Mindszenty non si adattava a quello schema.
Nel 1971, il Vaticano lo pressò per abbandonare l’ambasciata. Nel 1974, Paolo VI lo dichiarò deposto come arcivescovo di Esztergom, nonostante il cardinale non avesse mai rinunciato volontariamente. L’uomo che aveva sopportato la prigione e l’umiliazione per fedeltà alla Chiesa fu allontanato dalla stessa Chiesa in nome di una strategia diplomatica. Non fu un’interpretazione: fu un fatto.
L’immagine è difficile da eludere. Un confessore della fede, ridotto a ostacolo. Un simbolo di resistenza, convertito in problema politico. La logica del martirio sostituita dalla logica dell’equilibrio.
Decenni dopo, la paradosso diventa ancora più acuto. Mindszenty non è santo né beato. La sua causa procede lentamente, come se la sua figura continuasse a essere scomoda. Al contrario, Paolo VI, il Papa che attuò quella politica e prese la decisione di allontanarlo, fu canonizzato nel 2018.

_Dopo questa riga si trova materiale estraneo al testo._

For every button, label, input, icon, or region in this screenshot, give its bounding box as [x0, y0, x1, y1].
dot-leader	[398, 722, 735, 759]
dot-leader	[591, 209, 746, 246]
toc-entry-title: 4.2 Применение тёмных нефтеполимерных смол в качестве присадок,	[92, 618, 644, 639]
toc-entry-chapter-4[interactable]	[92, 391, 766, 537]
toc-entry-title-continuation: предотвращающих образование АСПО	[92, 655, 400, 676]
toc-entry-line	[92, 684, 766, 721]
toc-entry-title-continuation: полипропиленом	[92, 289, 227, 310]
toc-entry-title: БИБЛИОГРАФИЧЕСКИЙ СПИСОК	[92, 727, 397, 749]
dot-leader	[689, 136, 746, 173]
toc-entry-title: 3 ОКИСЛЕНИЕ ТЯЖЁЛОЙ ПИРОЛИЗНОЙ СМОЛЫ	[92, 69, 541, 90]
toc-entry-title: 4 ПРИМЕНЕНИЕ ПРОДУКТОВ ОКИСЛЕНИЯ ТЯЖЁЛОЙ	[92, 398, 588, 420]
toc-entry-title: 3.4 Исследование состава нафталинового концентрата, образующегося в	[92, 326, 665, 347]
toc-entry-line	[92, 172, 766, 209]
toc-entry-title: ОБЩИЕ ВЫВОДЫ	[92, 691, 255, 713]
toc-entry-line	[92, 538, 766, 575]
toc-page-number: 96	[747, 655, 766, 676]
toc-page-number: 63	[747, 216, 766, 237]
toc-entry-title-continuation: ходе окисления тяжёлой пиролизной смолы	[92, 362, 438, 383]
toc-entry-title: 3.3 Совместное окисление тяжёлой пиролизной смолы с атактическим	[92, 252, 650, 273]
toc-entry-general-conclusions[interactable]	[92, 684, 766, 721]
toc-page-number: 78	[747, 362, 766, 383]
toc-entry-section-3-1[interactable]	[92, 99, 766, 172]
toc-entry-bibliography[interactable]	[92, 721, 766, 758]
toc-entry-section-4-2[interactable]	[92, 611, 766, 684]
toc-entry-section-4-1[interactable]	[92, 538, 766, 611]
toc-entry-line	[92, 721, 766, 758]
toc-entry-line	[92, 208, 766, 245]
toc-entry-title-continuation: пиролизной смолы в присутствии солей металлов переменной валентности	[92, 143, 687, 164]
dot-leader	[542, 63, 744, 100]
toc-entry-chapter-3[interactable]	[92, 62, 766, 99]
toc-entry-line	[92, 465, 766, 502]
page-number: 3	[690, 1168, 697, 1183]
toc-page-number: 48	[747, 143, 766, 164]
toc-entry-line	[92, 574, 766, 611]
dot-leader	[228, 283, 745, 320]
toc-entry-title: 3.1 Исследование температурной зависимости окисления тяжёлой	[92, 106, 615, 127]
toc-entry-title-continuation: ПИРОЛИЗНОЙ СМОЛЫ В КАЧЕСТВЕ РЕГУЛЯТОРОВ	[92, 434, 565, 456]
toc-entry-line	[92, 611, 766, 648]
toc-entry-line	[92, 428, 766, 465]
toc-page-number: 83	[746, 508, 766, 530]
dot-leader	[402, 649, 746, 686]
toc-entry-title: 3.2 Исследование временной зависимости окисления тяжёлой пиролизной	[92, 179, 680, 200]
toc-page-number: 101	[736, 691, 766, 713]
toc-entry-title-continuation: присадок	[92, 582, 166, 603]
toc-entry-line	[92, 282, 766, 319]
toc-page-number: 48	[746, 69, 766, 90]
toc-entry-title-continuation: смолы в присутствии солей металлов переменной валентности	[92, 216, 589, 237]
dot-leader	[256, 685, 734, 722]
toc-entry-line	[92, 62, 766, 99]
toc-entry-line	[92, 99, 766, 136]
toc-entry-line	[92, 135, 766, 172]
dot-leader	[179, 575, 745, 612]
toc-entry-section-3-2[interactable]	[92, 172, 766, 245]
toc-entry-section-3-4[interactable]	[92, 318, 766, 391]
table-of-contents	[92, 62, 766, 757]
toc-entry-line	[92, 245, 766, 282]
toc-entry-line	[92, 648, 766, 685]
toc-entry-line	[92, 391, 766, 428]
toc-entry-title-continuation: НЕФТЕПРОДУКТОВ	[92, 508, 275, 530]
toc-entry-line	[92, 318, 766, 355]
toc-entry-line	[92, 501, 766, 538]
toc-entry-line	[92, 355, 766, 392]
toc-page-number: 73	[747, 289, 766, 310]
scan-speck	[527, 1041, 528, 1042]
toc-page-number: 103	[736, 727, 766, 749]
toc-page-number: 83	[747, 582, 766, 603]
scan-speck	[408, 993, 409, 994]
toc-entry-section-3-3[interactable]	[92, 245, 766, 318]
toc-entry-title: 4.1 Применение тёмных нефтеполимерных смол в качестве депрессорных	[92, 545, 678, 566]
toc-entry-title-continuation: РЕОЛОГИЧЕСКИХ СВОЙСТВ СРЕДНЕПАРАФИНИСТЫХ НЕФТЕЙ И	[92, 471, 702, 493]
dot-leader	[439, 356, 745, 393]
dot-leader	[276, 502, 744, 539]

Non si tratta di giudicare intenzioni interne né di negare la complessità del contesto. Si tratta di constatare un fatto che incomoda: la Chiesa che ha elevato agli altari chi praticò la realpolitik con il comunismo non ha ancora elevato agli altari chi si rifiutò di cedere di fronte a esso.
Quel contrasto non è aneddotico. È un sintomo.
Dopo il Concilio Vaticano II, la Chiesa si trovò di fronte a un dilemma che non sempre seppe risolvere: mantenere la radicalità della testimonianza o adattarsi alle condizioni del mondo moderno per sopravvivere. Mindszenty rappresenta la prima opzione nella sua forma più pura. Casaroli e Paolo VI, la seconda nella sua forma più efficace.
Il problema non è che esistessero entrambe le linee. Il problema è quale finì per imporsi nella pratica e che prezzo si pagò per ciò.
Perché quando una Chiesa inizia a considerare eccessiva la testimonianza dei propri confessori della fede, qualcosa di essenziale si è spostato. E quando lo stesso sistema eleva agli altari chi optò per la negoziazione, il messaggio che si trasmette – voluto o no – è inequivocabile.
Mindszenty continua ad aspettare. E la sua attesa non è solo quella di una causa di beatificazione. È quella di una domanda che resta senza risposta chiara: quale modello di fedeltà vuole realmente la Chiesa onorare.